In cohort 2 of the ZENITH20 trial, a total of 90 patients were enrolled and received poziotinib orally once daily at a dose of 16 mg. Notably, all of the patients had failed at least 1 line of prior systemic therapy, with 60 patients (67%) having failed 2 or more prior therapies, including chemotherapy and immunotherapy.

The intent-to-treat analysis demonstrated a confirmed ORR of 27.8% (95% CI, 18.9%-38.2%). Based on the pre-specified statistical hypothesis for the primary endpoint, the observed lower bound of 18.9% exceeded the pre-specified lower bound of 17% in this heavily pre-treated population.

The median duration of response was 5.1 months (range, 1 to >12.3), with a median follow up of 8.3 months. The disease control rate was 70% and the median progression-free survival was 5.5 months.

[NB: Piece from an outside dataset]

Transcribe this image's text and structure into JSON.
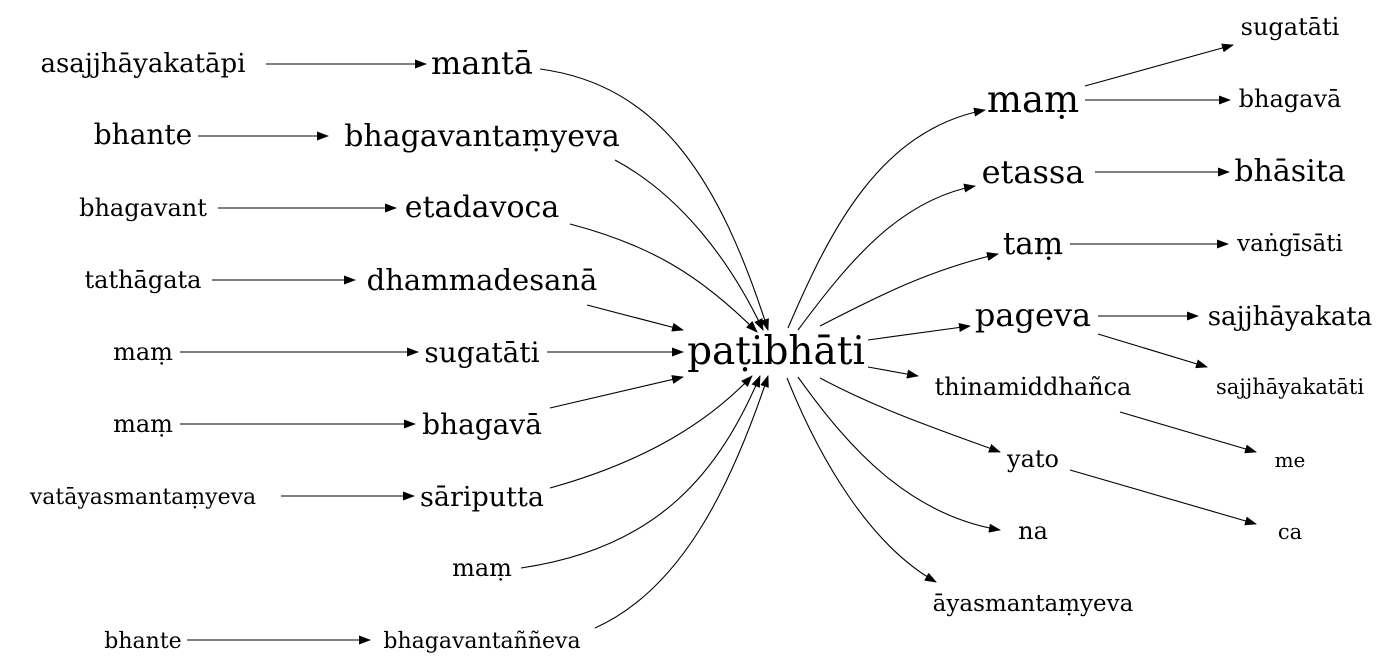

The safety profile was comparable to the type of adverse events observed with other second-generation EGFR tyrosine kinase inhibitors and similar to that seen in cohort 1. Overall, 30% of patients experienced grade 3 treatment related rash and 26% had grade 3 diarrhea. In cohort 2, no pneumonitis was reported.

“The positive results of cohort 2 are a significant milestone and we are looking forward to meeting with the FDA,” Joe Turgeon, president and CEO of Spectrum Pharmaceuticals, said in the release. “We believe that poziotinib is a significant advancement for patients with this deadly disease in an area of high unmet medical need.”

Cohort 2 was only designed to be a registrational study. Moving forward, Spectrum Pharmaceuticals is in the process of requesting a meeting with the FDA to discuss the data and its plans for a New Drug Application (NDA) submission. The company plans to present additional study results from cohort 2 at an upcoming medical meeting.

Reference:

Spectrum Pharmaceuticals Announces Positive Topline Results in HER2 Exon20 Insertion Mutations from Cohort 2 of the Poziotinib ZENITH20 Trial [news release]. Henderson, Nevada. Published July 27, 2020. businesswire.com/news/home/20200727005679/en/Spectrum-Pharmaceuticals-Announces-Positive-Topline-Results-HER2. Accessed July 28, 2020.